There's been a lot of talk lately about rootkits, thanks to Sony's stupidity, & Linux users may have been
laughing at their Windows' brethren. However, there are rootkits in the Linux world … just not from Sony. Rkhunter
hunts down rootkits, so this is a good thing to install & set up with a cron job, so your machine gets scanned
every night. If you're using Debian, just run apt-get install rkhunter. If you're not using Debian,
download the file from
http://www.rootkit.nl/projects/rootkit_hunter.html
(scroll down to the Downloads section), then install it like this (I'm using Kubuntu, so I use sudo;
everyone else should su to root):
tar zxvf rkhunter-1.2.7.tar.gz
cd rkhunter
sudo ./installer.sh
It'll install, & then you should update rkhunter's database:
sudo rkhunter --update
At that point, run it:
sudo rkhunter --checkall
You're going to notice that you have to press Enter often, which is annoying.

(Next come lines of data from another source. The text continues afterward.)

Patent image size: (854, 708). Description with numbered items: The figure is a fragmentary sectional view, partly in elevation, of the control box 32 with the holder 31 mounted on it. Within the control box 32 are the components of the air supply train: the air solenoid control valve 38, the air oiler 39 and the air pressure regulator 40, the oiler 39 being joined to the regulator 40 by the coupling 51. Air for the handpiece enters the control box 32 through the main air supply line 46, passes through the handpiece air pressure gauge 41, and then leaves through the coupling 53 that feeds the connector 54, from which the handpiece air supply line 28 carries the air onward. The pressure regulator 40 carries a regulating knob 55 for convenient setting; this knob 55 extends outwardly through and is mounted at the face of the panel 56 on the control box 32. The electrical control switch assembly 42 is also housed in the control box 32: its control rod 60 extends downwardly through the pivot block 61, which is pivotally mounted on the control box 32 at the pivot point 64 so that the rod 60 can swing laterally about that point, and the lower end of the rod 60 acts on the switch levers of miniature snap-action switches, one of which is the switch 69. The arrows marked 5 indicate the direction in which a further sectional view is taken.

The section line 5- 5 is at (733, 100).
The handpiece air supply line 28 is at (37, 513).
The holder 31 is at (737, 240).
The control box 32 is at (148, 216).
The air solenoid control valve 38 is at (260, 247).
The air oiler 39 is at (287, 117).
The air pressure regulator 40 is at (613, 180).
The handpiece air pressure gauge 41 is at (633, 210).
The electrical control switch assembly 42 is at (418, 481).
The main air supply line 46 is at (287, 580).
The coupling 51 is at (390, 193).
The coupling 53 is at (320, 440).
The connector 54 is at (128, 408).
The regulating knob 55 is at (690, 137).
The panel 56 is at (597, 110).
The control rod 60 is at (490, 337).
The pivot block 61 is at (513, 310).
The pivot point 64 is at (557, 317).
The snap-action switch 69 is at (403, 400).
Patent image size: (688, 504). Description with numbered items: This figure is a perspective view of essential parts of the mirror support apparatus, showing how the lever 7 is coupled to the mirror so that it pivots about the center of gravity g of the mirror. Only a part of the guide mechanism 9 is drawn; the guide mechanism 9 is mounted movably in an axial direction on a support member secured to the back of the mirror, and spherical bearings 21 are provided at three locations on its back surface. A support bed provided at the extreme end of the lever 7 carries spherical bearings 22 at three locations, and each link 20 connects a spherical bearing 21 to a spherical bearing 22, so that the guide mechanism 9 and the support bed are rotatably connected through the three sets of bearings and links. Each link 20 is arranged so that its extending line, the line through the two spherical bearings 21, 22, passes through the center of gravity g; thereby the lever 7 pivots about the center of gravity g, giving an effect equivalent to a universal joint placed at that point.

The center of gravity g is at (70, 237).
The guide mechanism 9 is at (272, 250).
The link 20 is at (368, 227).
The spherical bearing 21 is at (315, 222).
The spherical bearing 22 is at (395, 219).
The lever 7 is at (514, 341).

Better to run this way, which suppresses the need to press Enter constantly:
sudo rkhunter --checkall --cronjob
If you only want to see warnings, and not line after line of OK, use this:
sudo rkhunter --checkall --cronjob --report-warnings-only
If I was running it as a cronjob, I'd use a command like this:
sudo rkhunter --versioncheck && sudo rkhunter --update && sudo rkhunter --checkall --cronjob
--report-warnings-only > /tmp/rkhunter_output && kedit /tmp/rkhunter_output
This checks the version of rkhunter, updates it, runs it, writes the output to a tmp file, & then opens that tmp file in a text editor so you see it every morning when you sit down. Pretty cool, eh?
Documentation is located at /usr/local/rkhunter/lib/rkhunter/docs, if you need it.